You touched on it briefly there, but I’ve seen data journalists around, I mean, not just the Coronavirus crisis, but Brexit and things like that, they’ve been described as the new ‘rockstars’ in journalism. Have you’ve seen a shift in importance of the role over the years you’ve been in the field?
My sort of initial hackles raised answer to that is well, data journalists have always been doing great stuff!
I think for me, there’s two things I’d say on this. One is that the way I’ve come to think about COVID for data journalists is that, it’s a bit like covering an election but where there’s an election every day for months, in the sense that, when we cover elections, for a few days, we as data journalists are the centre of the operation, and the centre of where reader’s eyes are going, because we’re looking at the results, we’re looking at the polls, we’re looking at who voted for whom and why.
And we become the epicentre of all of the coverage for say the few days before and after and on the night. And that’s essentially been the dynamic this time, but it’s just not stopped.
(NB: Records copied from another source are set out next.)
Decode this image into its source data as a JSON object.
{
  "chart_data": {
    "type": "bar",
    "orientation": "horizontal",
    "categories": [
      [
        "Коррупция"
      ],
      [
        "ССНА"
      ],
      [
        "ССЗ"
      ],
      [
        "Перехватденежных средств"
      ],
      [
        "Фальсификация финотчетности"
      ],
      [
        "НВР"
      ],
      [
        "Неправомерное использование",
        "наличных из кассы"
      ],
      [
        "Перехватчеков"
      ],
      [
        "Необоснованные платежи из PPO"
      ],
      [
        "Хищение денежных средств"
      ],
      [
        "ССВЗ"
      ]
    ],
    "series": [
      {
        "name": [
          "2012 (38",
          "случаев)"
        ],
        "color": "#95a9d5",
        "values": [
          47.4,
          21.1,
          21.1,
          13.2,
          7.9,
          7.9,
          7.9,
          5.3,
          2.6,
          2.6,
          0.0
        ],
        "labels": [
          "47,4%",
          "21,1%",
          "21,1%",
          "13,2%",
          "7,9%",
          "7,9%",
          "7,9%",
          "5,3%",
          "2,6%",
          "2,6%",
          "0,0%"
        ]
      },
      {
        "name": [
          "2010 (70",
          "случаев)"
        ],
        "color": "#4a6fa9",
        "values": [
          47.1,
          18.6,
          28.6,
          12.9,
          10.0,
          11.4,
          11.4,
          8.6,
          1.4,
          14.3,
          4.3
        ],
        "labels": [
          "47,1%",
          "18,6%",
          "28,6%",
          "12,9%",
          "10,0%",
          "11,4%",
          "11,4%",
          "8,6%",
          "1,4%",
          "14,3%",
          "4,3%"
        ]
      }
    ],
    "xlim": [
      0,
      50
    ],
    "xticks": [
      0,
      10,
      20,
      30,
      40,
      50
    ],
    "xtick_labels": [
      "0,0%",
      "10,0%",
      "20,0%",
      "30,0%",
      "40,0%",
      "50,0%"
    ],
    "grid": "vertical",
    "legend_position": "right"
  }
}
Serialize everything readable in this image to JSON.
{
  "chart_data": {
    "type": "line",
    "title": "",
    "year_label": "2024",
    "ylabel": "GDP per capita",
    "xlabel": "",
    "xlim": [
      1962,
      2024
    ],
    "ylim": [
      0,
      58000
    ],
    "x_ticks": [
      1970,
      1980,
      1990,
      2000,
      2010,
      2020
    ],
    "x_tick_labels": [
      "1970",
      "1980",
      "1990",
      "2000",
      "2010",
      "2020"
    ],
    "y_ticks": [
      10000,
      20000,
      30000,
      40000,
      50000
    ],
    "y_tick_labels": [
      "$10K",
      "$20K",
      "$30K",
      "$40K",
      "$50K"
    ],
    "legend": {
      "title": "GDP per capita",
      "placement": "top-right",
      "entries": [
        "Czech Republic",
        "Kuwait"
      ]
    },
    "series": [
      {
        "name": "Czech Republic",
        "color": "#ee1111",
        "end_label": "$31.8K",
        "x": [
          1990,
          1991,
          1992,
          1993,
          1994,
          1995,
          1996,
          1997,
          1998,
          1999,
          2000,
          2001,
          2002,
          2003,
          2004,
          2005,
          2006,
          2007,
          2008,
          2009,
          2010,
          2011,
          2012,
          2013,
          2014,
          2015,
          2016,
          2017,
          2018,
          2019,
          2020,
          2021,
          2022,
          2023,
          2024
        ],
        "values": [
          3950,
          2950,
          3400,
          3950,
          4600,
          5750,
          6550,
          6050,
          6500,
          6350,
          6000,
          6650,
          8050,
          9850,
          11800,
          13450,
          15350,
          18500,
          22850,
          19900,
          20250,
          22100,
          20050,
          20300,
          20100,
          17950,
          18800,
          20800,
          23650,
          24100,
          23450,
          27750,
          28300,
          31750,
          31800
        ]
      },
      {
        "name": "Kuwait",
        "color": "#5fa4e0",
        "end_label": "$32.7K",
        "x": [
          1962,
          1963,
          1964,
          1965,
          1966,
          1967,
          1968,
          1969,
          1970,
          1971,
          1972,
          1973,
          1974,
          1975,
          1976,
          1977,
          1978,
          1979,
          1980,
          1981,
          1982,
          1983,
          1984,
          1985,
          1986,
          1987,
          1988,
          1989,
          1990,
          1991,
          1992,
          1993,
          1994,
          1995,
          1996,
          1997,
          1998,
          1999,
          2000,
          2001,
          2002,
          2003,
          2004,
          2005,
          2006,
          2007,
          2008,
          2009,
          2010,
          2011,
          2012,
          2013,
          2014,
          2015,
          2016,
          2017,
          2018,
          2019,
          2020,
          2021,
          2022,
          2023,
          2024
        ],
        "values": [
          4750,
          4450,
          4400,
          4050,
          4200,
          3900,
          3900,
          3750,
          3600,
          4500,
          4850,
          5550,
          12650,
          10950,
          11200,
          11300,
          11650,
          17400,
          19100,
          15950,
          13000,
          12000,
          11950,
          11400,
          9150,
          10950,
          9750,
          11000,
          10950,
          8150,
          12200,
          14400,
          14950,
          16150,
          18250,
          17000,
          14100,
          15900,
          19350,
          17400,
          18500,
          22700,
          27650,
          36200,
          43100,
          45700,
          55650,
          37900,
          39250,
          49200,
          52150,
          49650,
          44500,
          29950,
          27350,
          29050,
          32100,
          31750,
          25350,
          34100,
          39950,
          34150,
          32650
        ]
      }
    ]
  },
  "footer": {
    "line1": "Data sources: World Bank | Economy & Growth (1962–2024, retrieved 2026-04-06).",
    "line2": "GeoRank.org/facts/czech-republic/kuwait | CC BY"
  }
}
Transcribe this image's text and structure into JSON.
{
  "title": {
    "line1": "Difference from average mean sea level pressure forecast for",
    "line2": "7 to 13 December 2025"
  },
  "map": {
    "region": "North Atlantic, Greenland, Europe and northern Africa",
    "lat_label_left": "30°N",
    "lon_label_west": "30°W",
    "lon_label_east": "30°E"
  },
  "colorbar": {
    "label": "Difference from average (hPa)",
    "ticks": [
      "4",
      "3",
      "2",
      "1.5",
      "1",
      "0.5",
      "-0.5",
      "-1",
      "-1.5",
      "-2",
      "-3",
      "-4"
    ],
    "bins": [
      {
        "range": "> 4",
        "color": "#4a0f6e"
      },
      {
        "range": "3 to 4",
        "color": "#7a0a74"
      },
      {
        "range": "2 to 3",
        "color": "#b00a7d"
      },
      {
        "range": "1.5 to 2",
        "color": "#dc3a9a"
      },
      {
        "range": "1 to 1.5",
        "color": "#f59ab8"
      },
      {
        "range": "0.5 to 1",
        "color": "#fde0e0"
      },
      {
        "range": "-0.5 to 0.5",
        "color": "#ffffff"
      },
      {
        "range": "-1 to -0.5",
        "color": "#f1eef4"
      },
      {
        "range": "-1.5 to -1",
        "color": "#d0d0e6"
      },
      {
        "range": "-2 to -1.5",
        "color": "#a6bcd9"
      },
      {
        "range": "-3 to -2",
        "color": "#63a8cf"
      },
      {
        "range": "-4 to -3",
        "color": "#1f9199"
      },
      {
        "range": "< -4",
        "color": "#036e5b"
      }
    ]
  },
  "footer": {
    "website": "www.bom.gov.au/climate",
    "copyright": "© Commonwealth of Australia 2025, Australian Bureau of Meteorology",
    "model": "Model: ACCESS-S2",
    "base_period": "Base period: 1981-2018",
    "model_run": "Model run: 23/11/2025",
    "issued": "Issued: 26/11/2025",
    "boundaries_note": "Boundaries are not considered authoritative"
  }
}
So this is a story where you can’t really consume this story without data. I mean, of course, you absolutely can, and maybe it would be a bit less frantic if you did! But people need numbers when they’re being told by their government that their country is doing well, or that testing is increasing. And so the need for numbers, obviously points editors and readers to us.
But more generally, I think you’re right in the sense that there is more and more information out there which is already quantified or it’s at least quantifiable, it’s something that we as data journalists can gather and quantify. And that means there are more and more topics and events where pulling together the information, and visualising it, and putting it out there is going to be the best way to cover it, especially with the advent of techniques like web scraping, where we can now create structured data sets from written information online as well.
What I’d also say is, this isn’t just about data journalists, I think it’s also about the need for all journalists to be a bit more data literate, because you’d struggle to cover something like COVID authoritatively if you’re not data literate, because all you could then go on is what your sources or government spokespeople are saying to you. And then of course, if they are wrong, or if they’re deliberately trying to mislead, then you’re just laundering that false or misleading information.
I think the way the world is moving the ability to obtain, clean, analyse and visualise data is only going to grow more important, and for data journalists, it’s a huge opportunity.